Wednesday 10 September 2014

Paradise Isn't What It's Cracked Up To Be



Paradise Island, my new standalone thriller, has been a long time coming.  I first had the idea for a story set on one of the Georgia and Carolina Barrier Isles when I visited several as part of a mammoth one year trek around America way back in 1978.  I was trying to write The Great Novel back then so parked the idea of something bad happening on one of these isolated islands in a half page of my notebook.
The rest of the notebook was full of deeply significant ruminations on the human condition – a.k.a pretentious twaddle – with bad poetry thrown in.  I dumped The Great Novel all this horrible stuff was going to go in the minute I got back to England.  Although, had I known Morrissey was going to have that kind of turgid rubbish published as a Penguin Classic years later, I might have persevered.   
Anyway, fast forward to the nineteen nineties and a journalist friend, who was a large part of the inspiration for Bridget in my Nick Madrid comic crime novels (for those of you with long memories), bought a place on one of the Barrier Isles and reignited my interest in them.
I started making notes for this thriller between writing the Nick Madrid silliness.  Then I started writing it in earnest in the early Noughties.  Then I put it aside because I had this idea for a complicated, confusingly plotted trilogy of novels set in Brighton that would infuriate as many readers as it pleased because I wasn’t going for the big resolutions in book one or book two and then only obliquely in book three.  (I do have a book on essential rules for writing a crime bestseller but haven’t read it.)
Anyway, five books into my Brighton trilogy I yearned for those barrier isle breakers and freshwater alligators and humidity that turned me into a human sprinkler – and the And Then There Were None idea of a closed community cut off from the rest of the world. 
Mobile phones and wifi are a major problem for that kind of scenario to work but I was also feeling nostalgic for the heady couple of years I spent in America (I stayed on into 1979 too) when I still had hair and punk and New Wave were colliding with the old guard and Bob Marley was bringing reggae into the mainstream.  (I played five a side soccer with Marley a couple of times but that is definitely another story.)
I wanted to write an American novel.  An Elmore Leonard, Harlan Coben, Robert Crais kind of thing.  (Yeah, I know - don’t we all?)  Cleanly plotted, with a kind of narrative that has an inevitability about it because actions have reactions and consequences – but, of course, with twists.  Set in 1978 (and 1970).  Told through three or four characters.  A former big city cop with a shameful secret.  A heist crew with a lunatic among them.  A WitSec guy whose bloody past is catching up with him as someone comes onto the island to kill him.  Oh and a Brit couple recovering from a savage house invasion who’ve come to the island for quiet and recuperation.  Good luck with that.

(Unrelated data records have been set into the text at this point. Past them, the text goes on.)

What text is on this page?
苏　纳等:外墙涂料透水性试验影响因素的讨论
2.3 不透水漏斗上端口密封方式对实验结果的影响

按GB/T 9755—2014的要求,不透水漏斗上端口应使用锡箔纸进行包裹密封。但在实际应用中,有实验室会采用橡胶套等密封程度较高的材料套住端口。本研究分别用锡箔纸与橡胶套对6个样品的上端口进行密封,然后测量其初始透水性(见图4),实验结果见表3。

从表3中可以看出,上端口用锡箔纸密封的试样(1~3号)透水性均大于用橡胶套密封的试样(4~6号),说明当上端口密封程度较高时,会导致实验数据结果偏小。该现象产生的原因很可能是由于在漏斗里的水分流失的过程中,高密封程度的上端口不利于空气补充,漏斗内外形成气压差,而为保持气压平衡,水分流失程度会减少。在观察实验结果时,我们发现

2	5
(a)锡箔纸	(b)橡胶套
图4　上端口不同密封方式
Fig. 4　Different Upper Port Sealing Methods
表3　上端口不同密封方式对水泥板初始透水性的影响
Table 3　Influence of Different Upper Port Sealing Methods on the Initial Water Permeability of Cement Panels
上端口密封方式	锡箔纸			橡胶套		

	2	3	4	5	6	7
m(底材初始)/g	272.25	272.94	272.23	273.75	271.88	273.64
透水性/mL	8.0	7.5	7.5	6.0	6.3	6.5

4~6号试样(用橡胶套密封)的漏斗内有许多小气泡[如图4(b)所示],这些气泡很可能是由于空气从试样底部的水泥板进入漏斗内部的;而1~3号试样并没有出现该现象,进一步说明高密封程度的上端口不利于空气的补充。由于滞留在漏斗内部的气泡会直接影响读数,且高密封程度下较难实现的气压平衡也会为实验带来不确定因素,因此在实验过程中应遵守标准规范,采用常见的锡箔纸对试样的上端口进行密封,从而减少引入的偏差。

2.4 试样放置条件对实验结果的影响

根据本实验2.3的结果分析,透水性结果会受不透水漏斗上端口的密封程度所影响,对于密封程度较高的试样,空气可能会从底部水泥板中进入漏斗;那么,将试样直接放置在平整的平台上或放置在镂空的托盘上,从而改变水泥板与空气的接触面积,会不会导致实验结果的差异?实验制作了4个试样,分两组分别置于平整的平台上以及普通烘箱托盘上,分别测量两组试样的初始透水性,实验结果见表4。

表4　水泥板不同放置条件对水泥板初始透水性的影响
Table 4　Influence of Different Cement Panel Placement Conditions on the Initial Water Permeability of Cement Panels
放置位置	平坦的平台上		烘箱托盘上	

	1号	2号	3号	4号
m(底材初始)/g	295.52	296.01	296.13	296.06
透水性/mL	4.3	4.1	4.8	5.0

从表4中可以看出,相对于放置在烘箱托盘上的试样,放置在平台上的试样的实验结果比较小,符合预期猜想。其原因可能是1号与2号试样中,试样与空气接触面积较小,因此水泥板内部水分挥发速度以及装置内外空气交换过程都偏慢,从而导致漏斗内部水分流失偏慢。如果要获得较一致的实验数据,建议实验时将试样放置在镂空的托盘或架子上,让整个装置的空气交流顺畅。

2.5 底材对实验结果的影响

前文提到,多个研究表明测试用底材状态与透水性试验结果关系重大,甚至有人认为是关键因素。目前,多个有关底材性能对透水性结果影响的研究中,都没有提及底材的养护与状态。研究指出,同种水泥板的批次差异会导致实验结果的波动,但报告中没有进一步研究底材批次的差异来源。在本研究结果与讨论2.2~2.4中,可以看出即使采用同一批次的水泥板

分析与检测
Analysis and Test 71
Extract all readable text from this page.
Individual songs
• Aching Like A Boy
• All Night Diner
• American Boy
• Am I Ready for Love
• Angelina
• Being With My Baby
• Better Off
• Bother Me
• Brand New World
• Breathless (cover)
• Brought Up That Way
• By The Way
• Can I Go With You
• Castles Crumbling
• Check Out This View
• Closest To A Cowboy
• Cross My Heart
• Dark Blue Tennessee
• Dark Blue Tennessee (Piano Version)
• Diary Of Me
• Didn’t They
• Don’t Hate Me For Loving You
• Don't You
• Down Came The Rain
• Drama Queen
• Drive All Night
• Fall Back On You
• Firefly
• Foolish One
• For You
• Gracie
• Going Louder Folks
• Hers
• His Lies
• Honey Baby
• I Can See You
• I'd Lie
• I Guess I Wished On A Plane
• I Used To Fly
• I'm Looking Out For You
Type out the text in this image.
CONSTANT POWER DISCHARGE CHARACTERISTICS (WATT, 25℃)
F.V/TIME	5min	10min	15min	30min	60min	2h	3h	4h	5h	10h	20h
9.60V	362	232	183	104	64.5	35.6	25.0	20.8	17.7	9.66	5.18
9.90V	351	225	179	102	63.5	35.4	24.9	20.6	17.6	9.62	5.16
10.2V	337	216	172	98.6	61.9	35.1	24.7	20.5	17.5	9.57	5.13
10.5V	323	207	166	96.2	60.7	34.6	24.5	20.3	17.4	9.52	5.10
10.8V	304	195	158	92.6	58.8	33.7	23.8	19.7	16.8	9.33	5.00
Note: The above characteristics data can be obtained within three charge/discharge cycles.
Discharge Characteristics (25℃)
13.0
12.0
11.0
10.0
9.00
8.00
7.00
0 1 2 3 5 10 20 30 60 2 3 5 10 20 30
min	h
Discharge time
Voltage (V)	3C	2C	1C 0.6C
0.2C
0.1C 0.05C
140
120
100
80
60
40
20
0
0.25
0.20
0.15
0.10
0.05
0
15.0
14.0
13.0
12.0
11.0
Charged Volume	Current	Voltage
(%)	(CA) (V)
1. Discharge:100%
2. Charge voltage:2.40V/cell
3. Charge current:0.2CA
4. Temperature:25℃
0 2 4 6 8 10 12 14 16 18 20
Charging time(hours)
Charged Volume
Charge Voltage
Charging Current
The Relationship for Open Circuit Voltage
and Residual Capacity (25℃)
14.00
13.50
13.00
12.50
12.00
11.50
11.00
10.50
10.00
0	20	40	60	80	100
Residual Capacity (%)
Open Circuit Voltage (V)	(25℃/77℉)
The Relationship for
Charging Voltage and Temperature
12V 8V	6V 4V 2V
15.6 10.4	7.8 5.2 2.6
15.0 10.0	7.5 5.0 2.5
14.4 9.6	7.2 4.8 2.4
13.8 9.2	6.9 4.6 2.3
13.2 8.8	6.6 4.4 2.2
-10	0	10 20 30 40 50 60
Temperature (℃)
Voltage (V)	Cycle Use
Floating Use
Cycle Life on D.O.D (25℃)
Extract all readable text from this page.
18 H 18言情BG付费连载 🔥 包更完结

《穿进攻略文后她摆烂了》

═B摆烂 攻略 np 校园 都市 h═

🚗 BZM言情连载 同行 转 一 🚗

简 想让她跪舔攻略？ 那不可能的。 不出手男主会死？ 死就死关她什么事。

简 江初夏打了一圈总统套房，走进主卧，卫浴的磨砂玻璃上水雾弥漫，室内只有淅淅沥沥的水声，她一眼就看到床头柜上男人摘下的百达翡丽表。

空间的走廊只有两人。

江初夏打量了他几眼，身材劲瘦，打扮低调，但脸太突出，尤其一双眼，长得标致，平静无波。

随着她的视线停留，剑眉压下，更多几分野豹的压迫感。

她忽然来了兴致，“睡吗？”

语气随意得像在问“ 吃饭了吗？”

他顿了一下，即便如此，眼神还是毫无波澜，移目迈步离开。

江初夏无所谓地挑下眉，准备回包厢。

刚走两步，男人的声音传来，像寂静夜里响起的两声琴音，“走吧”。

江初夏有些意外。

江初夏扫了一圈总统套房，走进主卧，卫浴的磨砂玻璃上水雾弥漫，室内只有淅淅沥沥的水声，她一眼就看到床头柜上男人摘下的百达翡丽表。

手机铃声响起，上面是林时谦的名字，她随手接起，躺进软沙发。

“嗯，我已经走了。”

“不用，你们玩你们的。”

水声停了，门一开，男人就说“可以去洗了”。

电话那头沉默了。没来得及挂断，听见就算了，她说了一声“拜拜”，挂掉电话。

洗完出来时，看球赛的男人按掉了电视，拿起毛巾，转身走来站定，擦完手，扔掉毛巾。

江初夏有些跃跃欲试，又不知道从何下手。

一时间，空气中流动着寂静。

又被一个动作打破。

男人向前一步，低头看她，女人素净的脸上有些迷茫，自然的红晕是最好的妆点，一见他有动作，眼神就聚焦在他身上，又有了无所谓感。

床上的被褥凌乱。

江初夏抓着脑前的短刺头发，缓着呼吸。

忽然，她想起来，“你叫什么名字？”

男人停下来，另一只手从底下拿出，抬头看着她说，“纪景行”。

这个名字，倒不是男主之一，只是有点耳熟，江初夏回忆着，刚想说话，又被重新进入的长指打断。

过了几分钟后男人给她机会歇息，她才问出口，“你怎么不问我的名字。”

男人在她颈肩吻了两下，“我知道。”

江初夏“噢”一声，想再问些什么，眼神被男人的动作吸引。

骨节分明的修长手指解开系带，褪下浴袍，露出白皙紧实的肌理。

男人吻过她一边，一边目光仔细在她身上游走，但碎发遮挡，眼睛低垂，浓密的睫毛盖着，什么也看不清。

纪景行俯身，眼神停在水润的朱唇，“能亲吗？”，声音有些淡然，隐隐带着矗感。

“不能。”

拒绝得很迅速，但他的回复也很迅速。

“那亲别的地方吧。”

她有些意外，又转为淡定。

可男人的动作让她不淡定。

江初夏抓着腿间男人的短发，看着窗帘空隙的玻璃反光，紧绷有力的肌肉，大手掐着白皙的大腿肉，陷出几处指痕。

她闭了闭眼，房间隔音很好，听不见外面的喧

So I did write it.  I havered between titles.  For ages it was called The Boogaloo Twist but I also liked Paradise Island.  I decided to keep the former for something else I’m writing.  Paradise Island it is.  
I hope it’s a fast read because I hope it’s a page-turner.  I’ve decided to publish it as an e-book original to see how that might work.  A snip at $4.99.  Now back to the sixth book of the Brighton trilogy.